As someone who experienced psychosis via a legally prescribed medication (adverse reaction), I can tell you that we just may be a lot more than we realize.
In psychosis, the visions and voices (not hallucinations*) are extremely compelling. The psychotic world is a fascinating and frightening place. I learned many things about myself and the construct while in the full-blown state.
I can honestly say that it permanently changed my view of our existence and our purpose in this world and that I am still on the fringes of that psychotic plane. I still hear the voices. I still receive "the feed".
Medication moderates my experience, but I confess that the intellectual journey through psychosis was so rich that, despite the terrible fear I felt, I find myself wanting to return.
I know where we can go. I've been there myself. When I "got back" I wrote it all down and I'm still writing four years later.
One of the biggest insights I had in the psychotic state was that our brain potential is off the scale, but for some reason our sensory array, the brain structure that actually processes the data, is not equipped to handle all the input.
In the psychotic state you perceive and analyze much more data. Emotionally, homo sapiens are not ready for that level of information processing. We are easily overwhelmed. That's when the white coats or the badges show up.
I was taking so much data onboard I was having chest pain from the stress of processing it.
I firmly believe we have to potential to be mini-"gods" of a sort. Not in the vein of God with a capital "G" by any means, but intellectually stellar with extremely heightened senses. We see shades of this state in savants, synesthetes and, of course, in people like Albert Einstein.

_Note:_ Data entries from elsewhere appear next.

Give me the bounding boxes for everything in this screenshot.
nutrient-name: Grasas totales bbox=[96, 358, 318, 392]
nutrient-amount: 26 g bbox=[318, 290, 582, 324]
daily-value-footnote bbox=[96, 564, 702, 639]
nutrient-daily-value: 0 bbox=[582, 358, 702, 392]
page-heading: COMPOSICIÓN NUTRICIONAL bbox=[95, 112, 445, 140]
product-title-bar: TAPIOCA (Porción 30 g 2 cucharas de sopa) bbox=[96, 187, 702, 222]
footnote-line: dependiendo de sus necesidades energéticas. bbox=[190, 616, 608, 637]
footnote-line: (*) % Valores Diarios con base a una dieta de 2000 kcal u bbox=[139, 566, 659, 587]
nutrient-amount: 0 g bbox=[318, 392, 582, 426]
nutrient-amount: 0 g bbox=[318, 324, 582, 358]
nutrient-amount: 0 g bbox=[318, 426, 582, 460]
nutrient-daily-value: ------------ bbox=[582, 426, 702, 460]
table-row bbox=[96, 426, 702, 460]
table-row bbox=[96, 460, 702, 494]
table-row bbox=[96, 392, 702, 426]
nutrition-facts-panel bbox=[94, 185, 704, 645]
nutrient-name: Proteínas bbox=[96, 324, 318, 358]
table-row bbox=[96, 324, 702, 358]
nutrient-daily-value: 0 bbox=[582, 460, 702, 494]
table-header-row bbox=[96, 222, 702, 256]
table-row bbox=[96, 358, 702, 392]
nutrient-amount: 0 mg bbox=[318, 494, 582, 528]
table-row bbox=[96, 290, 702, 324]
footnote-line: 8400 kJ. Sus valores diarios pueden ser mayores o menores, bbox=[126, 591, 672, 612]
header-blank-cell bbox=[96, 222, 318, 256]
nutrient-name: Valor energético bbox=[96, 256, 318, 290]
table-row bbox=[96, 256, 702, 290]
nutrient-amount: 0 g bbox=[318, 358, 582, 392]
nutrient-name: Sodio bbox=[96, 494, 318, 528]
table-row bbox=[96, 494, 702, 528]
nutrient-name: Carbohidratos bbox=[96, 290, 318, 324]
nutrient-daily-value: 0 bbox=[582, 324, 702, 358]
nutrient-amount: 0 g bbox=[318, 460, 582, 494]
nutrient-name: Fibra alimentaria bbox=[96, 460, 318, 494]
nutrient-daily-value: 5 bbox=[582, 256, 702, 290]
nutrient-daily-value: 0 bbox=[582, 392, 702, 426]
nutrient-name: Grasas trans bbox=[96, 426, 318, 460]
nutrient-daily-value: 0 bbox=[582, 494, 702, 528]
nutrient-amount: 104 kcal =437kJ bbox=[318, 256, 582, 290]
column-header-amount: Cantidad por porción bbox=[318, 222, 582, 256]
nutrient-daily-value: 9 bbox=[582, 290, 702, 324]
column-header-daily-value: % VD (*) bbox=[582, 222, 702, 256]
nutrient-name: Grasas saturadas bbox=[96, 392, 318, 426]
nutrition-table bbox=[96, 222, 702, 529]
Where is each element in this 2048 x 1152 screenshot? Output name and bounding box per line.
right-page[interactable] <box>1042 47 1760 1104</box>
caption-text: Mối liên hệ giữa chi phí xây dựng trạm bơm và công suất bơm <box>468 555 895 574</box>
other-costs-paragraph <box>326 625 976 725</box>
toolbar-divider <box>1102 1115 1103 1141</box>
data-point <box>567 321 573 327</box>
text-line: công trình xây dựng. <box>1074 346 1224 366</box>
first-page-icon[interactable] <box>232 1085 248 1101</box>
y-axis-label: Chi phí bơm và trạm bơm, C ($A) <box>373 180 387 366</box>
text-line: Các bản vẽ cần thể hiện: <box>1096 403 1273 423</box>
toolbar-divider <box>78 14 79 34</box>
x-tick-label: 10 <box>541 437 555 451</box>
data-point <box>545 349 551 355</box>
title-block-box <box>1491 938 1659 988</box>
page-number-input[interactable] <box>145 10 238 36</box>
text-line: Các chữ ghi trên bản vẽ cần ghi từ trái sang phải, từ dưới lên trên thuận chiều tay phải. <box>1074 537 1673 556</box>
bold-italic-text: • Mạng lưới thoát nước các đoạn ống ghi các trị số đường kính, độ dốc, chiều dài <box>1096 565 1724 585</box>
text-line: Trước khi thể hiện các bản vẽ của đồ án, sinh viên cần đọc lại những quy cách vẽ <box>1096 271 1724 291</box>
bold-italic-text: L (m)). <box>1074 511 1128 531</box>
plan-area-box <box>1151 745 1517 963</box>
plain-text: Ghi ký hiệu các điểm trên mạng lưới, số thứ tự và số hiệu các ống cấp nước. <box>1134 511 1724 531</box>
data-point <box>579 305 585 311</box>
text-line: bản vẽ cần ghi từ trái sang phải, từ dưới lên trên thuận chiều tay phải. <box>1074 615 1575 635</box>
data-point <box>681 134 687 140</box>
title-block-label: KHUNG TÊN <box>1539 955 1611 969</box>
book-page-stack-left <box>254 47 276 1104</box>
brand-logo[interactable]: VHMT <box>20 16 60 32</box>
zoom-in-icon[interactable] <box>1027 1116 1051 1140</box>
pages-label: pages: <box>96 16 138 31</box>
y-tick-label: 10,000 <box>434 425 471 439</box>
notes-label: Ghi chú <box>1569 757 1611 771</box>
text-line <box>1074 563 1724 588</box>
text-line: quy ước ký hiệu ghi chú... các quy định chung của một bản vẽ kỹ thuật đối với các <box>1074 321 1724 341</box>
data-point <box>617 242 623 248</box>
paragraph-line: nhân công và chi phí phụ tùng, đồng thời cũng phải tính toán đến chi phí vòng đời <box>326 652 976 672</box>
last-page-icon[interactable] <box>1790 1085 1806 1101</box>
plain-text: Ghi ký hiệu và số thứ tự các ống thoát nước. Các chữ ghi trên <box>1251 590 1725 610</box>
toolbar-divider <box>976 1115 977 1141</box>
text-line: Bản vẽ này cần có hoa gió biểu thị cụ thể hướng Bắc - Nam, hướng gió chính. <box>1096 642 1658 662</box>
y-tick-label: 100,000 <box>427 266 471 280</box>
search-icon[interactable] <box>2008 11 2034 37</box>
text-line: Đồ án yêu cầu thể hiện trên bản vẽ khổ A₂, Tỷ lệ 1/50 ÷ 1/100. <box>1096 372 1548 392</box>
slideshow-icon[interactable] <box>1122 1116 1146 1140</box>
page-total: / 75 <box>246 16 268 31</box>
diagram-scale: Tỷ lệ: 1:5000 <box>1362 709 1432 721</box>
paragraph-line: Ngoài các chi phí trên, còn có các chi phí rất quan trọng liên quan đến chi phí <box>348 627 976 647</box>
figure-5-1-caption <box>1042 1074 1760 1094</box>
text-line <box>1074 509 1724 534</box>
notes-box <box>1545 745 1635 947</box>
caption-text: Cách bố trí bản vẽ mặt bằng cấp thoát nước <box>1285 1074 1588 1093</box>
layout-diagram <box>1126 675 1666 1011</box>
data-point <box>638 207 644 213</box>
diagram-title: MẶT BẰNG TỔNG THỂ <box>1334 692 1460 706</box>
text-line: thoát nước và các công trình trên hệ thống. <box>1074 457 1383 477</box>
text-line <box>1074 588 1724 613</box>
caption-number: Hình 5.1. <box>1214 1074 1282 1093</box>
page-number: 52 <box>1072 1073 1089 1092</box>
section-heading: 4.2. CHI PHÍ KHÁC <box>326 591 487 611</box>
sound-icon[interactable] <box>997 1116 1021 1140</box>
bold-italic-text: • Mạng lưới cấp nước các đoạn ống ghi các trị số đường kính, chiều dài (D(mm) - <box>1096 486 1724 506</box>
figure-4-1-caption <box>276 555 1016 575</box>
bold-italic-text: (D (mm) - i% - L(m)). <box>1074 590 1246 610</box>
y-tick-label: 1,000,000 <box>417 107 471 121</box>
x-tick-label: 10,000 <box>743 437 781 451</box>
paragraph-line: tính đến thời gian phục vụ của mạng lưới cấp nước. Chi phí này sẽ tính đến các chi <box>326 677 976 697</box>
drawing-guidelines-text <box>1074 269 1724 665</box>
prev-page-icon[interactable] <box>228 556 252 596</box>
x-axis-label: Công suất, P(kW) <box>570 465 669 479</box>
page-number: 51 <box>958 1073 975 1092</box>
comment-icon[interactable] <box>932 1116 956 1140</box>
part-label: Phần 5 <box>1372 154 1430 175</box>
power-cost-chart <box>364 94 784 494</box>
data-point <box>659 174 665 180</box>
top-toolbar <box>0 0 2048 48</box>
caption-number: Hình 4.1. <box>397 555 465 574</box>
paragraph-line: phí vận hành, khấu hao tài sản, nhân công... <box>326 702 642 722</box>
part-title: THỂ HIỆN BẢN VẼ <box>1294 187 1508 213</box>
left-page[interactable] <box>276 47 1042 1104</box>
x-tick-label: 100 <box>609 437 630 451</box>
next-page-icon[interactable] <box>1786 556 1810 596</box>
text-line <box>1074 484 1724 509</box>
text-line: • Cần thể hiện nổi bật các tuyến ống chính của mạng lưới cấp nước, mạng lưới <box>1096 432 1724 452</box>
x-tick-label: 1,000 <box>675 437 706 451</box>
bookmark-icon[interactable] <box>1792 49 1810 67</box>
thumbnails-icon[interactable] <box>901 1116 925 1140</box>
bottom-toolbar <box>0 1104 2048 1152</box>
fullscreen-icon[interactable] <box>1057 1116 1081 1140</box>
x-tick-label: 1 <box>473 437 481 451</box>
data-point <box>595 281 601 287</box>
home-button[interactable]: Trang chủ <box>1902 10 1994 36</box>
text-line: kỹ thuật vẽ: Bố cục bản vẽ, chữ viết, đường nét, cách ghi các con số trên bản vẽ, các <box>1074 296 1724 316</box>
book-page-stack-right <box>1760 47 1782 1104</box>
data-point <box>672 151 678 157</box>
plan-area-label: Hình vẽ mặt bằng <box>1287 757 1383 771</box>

My experience taught me either that man is meant to be more than he is, or he was, at one time, closer to being a "god" than he is now. These may be the men who built the pyramids and who laid the foundations of our civilization.
We shouldn't doubt ourselves and we shouldn't limit our horizons. The potential is there. We need only find a way to tap it without descending into madness.
I did find myself wondering if insanity was God's method of ejecting us from the Garden, paradise. It certainly seemed to be. I was profoundly unhappy in psychosis, frightened of everything, vulnerable to any attack. I did sense the devil's hand in it. We are surrounded and don't even know it.
*In psychosis, everyday discussion is interpreted differently than it normally is and visual input is largely interpreted as symbolism. Everything has multiple meanings and you spend the bulk of your time deciphering the meaning of it all. It is exhausting.